O'Brien teamed with Canadian businessman and reality-television personality Kevin O'Leary in 2010 to form O'Leary Funds. O'Leary Funds suffered losses in 2011, but initial reports of large losses and redemptions by investors were modified when analysts considered the way the funds were structured and the fact that the funds paid distributions, which increased value to investors. Both analysts and fund partners O'Leary and O'Brien acknowledged that the funds employed complicated strategies that made losses look larger initially than they were. The firm was eventually sold to Canoe Financial in 2016, when O'Leary Funds had about $750 million under management.

In 2014, the Autorité des marchés financiers charged O'Leary Funds with failing to comply with various provisions under the Securities Act, namely, the restriction regarding securities concentration in a portfolio, the requirement to publish and file in a timely manner a press release informing the public about changes to a fund's fundamental investment objectives, the requirement to hold insurance coverage in accordance with regulations and the requirement to notify the AMF of any change to the information filed for registration purposes. With respect to the latter requirement, O'Leary Funds had failed to declare that it was the subject of a counterclaim for damages. O'Leary settled and agreed to pay penalties.

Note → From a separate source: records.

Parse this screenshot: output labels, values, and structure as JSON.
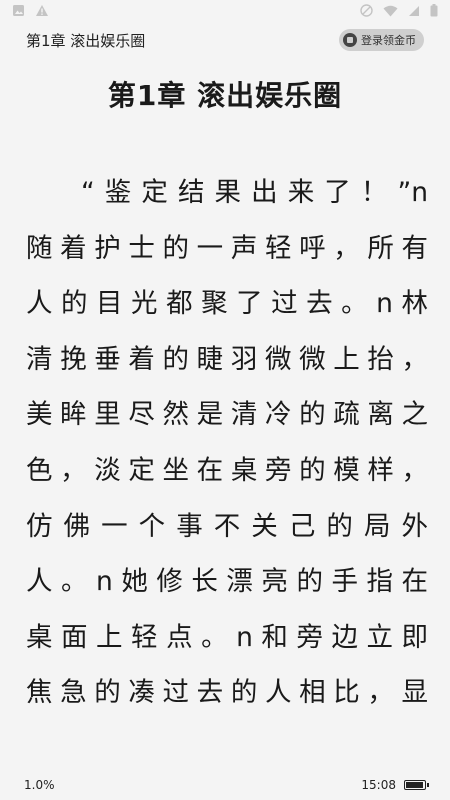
{
  "status_bar": {
    "icons": [
      "image-icon",
      "warning-icon",
      "no-sim-icon",
      "wifi-icon",
      "cellular-icon",
      "battery-icon"
    ]
  },
  "header": {
    "chapter_label": "第1章 滚出娱乐圈",
    "coin_button_label": "登录领金币"
  },
  "chapter": {
    "title": "第1章 滚出娱乐圈"
  },
  "content": {
    "lines": [
      "“鉴定结果出来了！”n",
      "随着护士的一声轻呼，所有",
      "人的目光都聚了过去。n林",
      "清挽垂着的睫羽微微上抬，",
      "美眸里尽然是清冷的疏离之",
      "色，淡定坐在桌旁的模样，",
      "仿佛一个事不关己的局外",
      "人。n她修长漂亮的手指在",
      "桌面上轻点。n和旁边立即",
      "焦急的凑过去的人相比，显"
    ]
  },
  "footer": {
    "progress": "1.0%",
    "time": "15:08",
    "battery_level": 0.85
  }
}
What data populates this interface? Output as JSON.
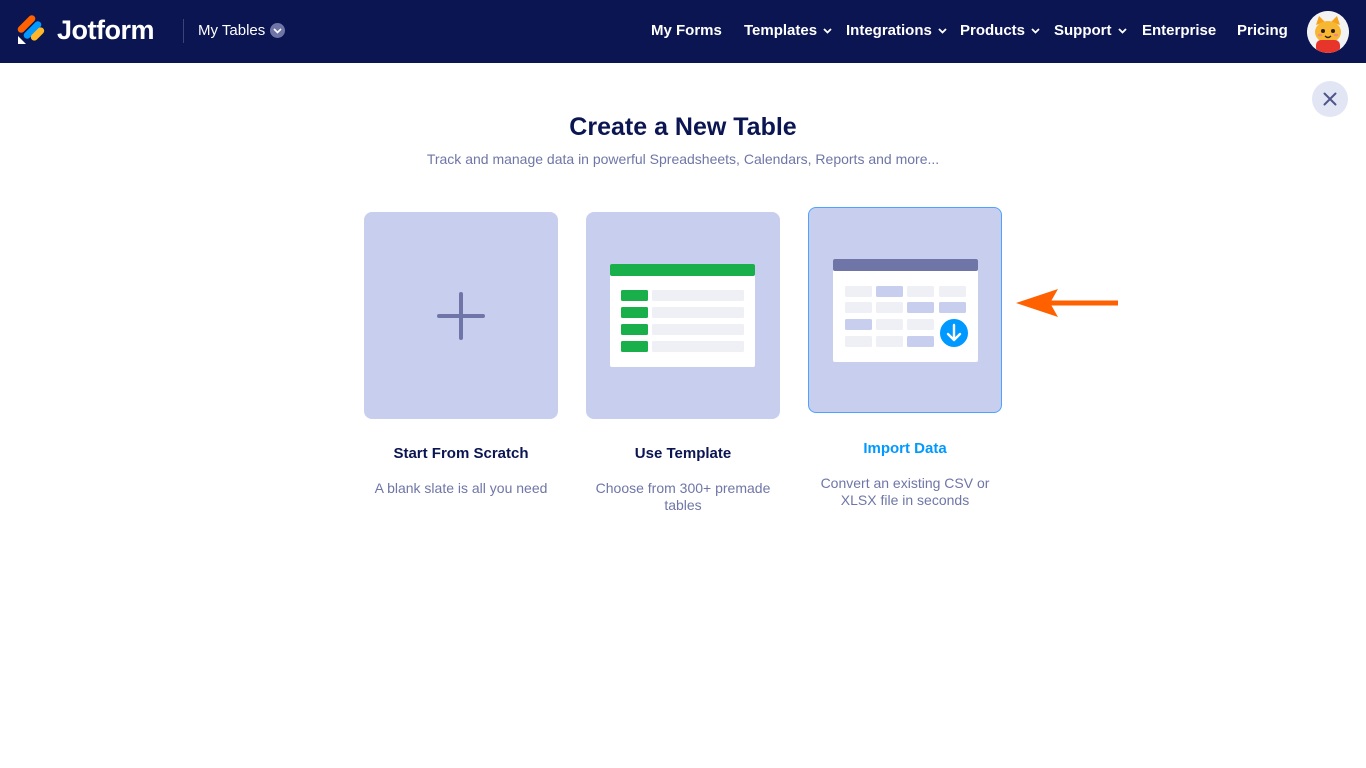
{
  "header": {
    "brand": "Jotform",
    "section": "My Tables",
    "nav": [
      {
        "label": "My Forms",
        "dropdown": false
      },
      {
        "label": "Templates",
        "dropdown": true
      },
      {
        "label": "Integrations",
        "dropdown": true
      },
      {
        "label": "Products",
        "dropdown": true
      },
      {
        "label": "Support",
        "dropdown": true
      },
      {
        "label": "Enterprise",
        "dropdown": false
      },
      {
        "label": "Pricing",
        "dropdown": false
      }
    ]
  },
  "main": {
    "title": "Create a New Table",
    "subtitle": "Track and manage data in powerful Spreadsheets, Calendars, Reports and more...",
    "options": [
      {
        "title": "Start From Scratch",
        "description": "A blank slate is all you need"
      },
      {
        "title": "Use Template",
        "description_line1": "Choose from 300+ premade",
        "description_line2": "tables"
      },
      {
        "title": "Import Data",
        "description_line1": "Convert an existing CSV or",
        "description_line2": "XLSX file in seconds",
        "selected": true
      }
    ]
  },
  "colors": {
    "header_bg": "#0a1551",
    "card_bg": "#c8ceed",
    "accent_blue": "#0099ff",
    "template_green": "#19b04b",
    "annotation_arrow": "#ff6100"
  }
}
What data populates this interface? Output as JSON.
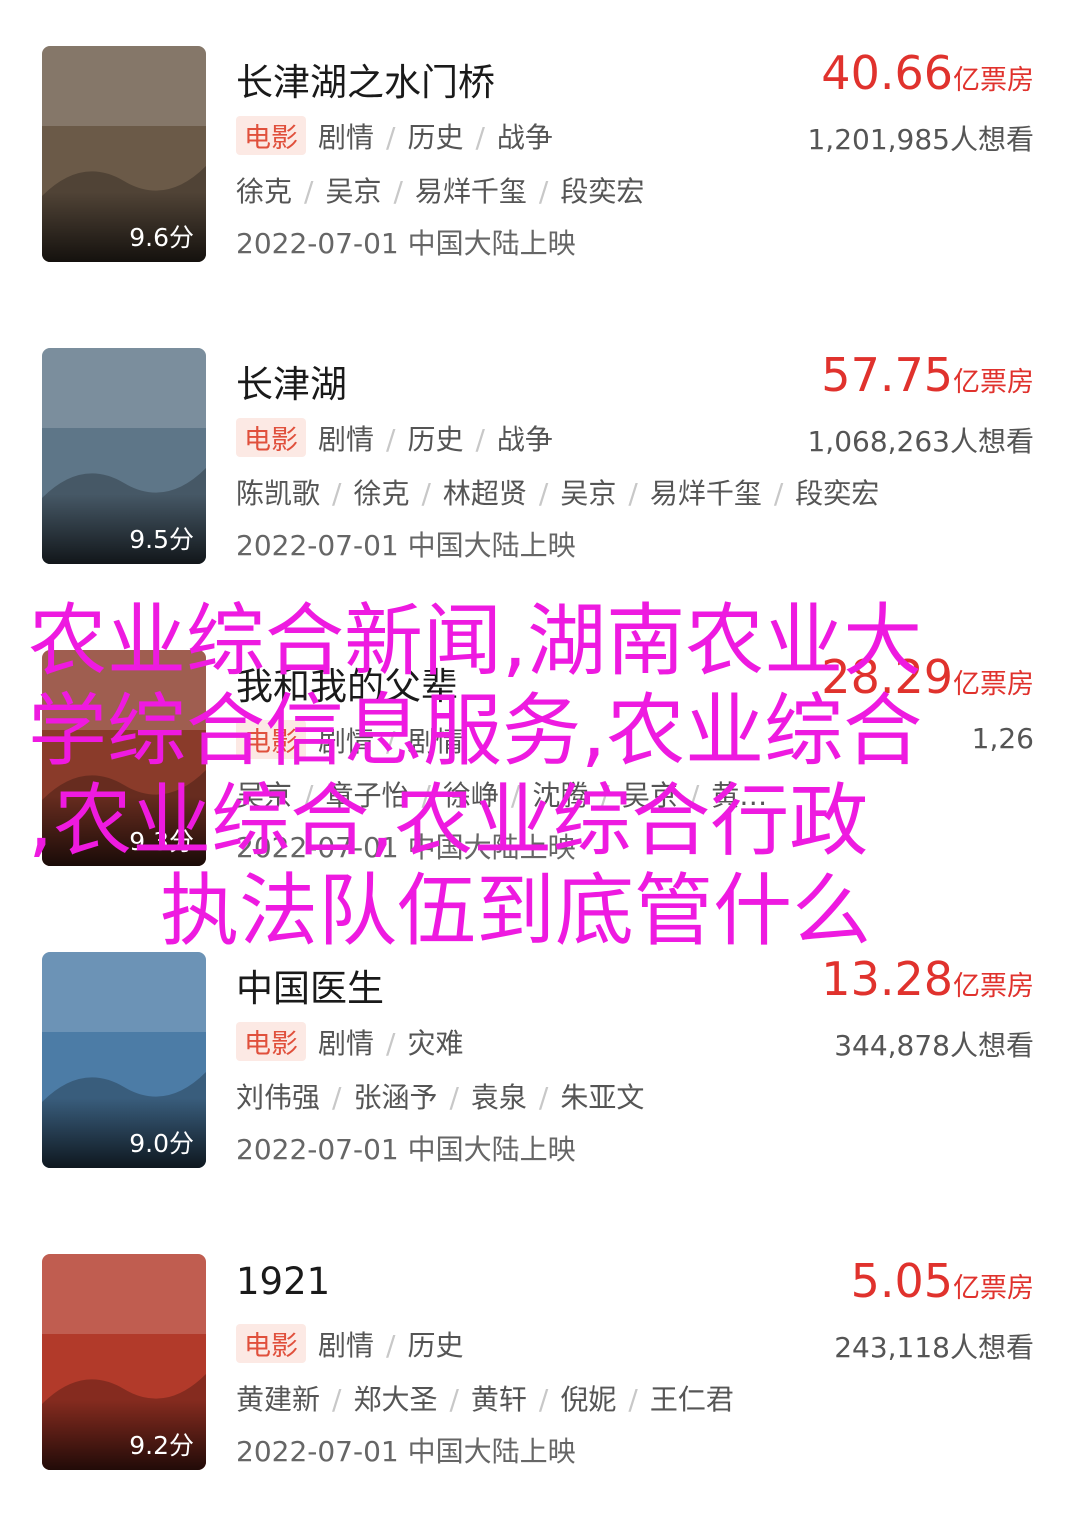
{
  "movies": [
    {
      "title": "长津湖之水门桥",
      "score": "9.6分",
      "box_office": "40.66",
      "box_unit": "亿票房",
      "tag": "电影",
      "genres": [
        "剧情",
        "历史",
        "战争"
      ],
      "want": "1,201,985人想看",
      "cast": [
        "徐克",
        "吴京",
        "易烊千玺",
        "段奕宏"
      ],
      "release": "2022-07-01 中国大陆上映",
      "poster_color": "#6b5a48"
    },
    {
      "title": "长津湖",
      "score": "9.5分",
      "box_office": "57.75",
      "box_unit": "亿票房",
      "tag": "电影",
      "genres": [
        "剧情",
        "历史",
        "战争"
      ],
      "want": "1,068,263人想看",
      "cast": [
        "陈凯歌",
        "徐克",
        "林超贤",
        "吴京",
        "易烊千玺",
        "段奕宏"
      ],
      "release": "2022-07-01 中国大陆上映",
      "poster_color": "#5e7688"
    },
    {
      "title": "我和我的父辈",
      "score": "9.3分",
      "box_office": "28.29",
      "box_unit": "亿票房",
      "tag": "电影",
      "genres": [
        "剧情",
        "剧情"
      ],
      "want": "1,26",
      "cast": [
        "吴京",
        "章子怡",
        "徐峥",
        "沈腾",
        "吴京",
        "黄…"
      ],
      "release": "2022-07-01 中国大陆上映",
      "poster_color": "#8a3b2a"
    },
    {
      "title": "中国医生",
      "score": "9.0分",
      "box_office": "13.28",
      "box_unit": "亿票房",
      "tag": "电影",
      "genres": [
        "剧情",
        "灾难"
      ],
      "want": "344,878人想看",
      "cast": [
        "刘伟强",
        "张涵予",
        "袁泉",
        "朱亚文"
      ],
      "release": "2022-07-01 中国大陆上映",
      "poster_color": "#4c7ca6"
    },
    {
      "title": "1921",
      "score": "9.2分",
      "box_office": "5.05",
      "box_unit": "亿票房",
      "tag": "电影",
      "genres": [
        "剧情",
        "历史"
      ],
      "want": "243,118人想看",
      "cast": [
        "黄建新",
        "郑大圣",
        "黄轩",
        "倪妮",
        "王仁君"
      ],
      "release": "2022-07-01 中国大陆上映",
      "poster_color": "#b23a2a"
    }
  ],
  "overlay_text": [
    "农业综合新闻,湖南农业大",
    "学综合信息服务,农业综合",
    ",农业综合,农业综合行政",
    "执法队伍到底管什么"
  ],
  "colors": {
    "accent_red": "#e0322d",
    "overlay_magenta": "#ee1ae0",
    "tag_bg": "#fce9e4"
  }
}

O'Leary Funds entered a legal dispute with Canadian energy company Boralex Inc. in 2010 over Boralex's proposed takeover of the Boralex Power Income Fund. Boralex owned 23 per cent of the trust, and O'Leary Funds held about 9.4 percent. O'Leary Funds contended that the proposed amendment to Boralex Power Income Fund's trust agreement was illegal, and petitioned the Montreal District Superior Court for the Province of Québec for a safeguard order (injunction), or ordonnance de sauvegarde, to prevent Boralex from proceeding with the sale. The petition was rejected, but the court ruled that O'Leary Funds had sufficient cause to seek damages in civil court. The case was still before the court as of February 2017.

In 2015 O'Brien and O'Leary formed O'Shares Investments, a firm offering investments to U.S. investors.

==Sports career==
O'Brien began skiing at an early age and has skied for four countries: Canada, the United States, the United Kingdom and Estonia. He was a member of the Middlebury College alpine ski team and skied for the United States while in college. Skiing under the British flag, he finished 33rd in the downhill at the Sarajevo Winter Olympic Games in 1984. Temporarily coming out of retirement and while working on Wall Street, he returned to the Olympic Games in 1994 to ski for his mother's native country, Estonia, which had recently gained independence from the Soviet Union.